UNIT 5: Philips Curve
Philips curve
The long-run Philips curve (LRPC)
- Because the long-run Philips curve exists of the natural rate of unemployment (Un), structural changes in the economy that affect Un will also cause the LRPC to shift.
- Increase in Un will shift LRPC o the right.
- Decrease in Un will shift LRPC to the left.
Short run Philips curve (SRPC)
1. There is a tradeoff between inflation and unemployment. As one increase the other decrease and vice versa.
Long run Philips cure (LRPC)
1. There is no tradeoff between inflation and unemployment.

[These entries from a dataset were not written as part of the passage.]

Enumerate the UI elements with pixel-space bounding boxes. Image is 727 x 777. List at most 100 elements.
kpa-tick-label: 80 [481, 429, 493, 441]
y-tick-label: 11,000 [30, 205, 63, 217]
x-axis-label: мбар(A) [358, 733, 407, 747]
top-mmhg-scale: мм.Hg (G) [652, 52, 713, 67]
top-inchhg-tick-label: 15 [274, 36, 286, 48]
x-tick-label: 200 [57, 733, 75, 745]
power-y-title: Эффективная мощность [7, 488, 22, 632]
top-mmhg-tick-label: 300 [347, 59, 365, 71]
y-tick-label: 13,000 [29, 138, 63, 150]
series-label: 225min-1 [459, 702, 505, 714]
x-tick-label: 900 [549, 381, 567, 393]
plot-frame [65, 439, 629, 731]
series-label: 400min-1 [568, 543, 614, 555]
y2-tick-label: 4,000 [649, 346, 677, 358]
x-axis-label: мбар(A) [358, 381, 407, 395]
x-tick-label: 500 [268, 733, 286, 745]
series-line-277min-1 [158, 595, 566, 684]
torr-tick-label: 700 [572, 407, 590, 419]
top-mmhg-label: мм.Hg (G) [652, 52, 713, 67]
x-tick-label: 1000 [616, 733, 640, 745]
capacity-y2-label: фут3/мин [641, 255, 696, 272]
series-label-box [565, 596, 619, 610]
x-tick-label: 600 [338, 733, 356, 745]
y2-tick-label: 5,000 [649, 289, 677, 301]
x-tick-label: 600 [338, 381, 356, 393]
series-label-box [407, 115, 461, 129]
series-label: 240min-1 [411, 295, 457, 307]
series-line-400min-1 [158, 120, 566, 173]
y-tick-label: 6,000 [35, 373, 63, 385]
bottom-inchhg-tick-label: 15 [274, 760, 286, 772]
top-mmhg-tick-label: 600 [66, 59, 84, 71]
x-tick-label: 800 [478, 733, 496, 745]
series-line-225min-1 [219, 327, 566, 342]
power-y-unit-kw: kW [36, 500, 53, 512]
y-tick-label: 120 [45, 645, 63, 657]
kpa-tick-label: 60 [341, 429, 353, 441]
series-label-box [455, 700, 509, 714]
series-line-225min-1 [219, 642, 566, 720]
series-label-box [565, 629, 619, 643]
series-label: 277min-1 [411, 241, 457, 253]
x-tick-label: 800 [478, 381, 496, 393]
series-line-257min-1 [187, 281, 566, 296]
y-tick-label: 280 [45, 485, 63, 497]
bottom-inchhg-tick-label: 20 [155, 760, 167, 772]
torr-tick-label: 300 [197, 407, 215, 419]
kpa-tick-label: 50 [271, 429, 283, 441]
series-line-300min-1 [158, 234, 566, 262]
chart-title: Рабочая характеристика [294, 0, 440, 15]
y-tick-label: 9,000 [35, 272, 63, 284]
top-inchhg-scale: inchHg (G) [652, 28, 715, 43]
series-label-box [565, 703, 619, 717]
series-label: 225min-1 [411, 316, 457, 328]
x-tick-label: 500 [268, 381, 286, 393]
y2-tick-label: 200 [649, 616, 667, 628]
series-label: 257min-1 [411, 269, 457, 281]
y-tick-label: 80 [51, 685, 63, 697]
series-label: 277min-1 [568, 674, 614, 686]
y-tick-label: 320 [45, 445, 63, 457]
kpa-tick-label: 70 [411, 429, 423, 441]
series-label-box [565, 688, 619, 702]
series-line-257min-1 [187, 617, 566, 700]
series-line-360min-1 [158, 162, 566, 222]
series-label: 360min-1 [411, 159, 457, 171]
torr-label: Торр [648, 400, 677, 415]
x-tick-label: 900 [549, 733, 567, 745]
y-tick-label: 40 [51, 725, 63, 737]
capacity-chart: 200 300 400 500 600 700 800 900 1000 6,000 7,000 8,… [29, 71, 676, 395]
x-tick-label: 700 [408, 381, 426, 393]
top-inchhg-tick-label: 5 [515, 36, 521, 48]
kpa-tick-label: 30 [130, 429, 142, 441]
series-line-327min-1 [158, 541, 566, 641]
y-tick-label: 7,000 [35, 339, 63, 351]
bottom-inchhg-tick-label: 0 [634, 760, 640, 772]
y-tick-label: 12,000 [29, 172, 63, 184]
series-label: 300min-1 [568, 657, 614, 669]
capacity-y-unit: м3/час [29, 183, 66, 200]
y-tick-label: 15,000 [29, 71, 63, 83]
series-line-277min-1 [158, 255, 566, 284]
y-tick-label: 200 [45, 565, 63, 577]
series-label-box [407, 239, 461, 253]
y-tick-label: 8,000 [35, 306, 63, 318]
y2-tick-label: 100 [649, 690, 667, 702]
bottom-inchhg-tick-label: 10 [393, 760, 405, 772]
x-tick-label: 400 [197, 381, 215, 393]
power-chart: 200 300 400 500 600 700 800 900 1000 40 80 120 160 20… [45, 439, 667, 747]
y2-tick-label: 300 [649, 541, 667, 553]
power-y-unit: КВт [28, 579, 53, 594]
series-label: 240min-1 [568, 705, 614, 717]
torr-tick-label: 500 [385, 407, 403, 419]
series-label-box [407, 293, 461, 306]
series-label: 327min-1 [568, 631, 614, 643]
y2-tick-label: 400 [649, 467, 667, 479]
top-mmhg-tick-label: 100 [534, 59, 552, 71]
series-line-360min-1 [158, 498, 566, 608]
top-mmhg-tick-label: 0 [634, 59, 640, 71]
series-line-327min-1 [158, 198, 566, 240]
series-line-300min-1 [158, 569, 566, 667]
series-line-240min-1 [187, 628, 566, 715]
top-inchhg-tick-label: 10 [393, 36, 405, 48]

2. LRPC is represented by a vertical line.
3. The LRPC occurs at the natural rate of unemployment.
4. The LRPC only shifts if the LRAS shifts
NRU = frictional + structural + seasonal unemployment.
What changes LRPC
The major LRPC assumption is that more worker benefits create higher natural rate of unemployment and fewer worker benefit creates lower natural rate.
The misery index
It is a combination of inflation and unemployment in a given year.
- Single digit misery is good.
Inflation:
It is the general rise in the price level
Deflation:
A general decline in the price level
Disinflation:
Decrease in the rate of inflation over time
Stagflation:
Unemployment and inflation increasing at the same time.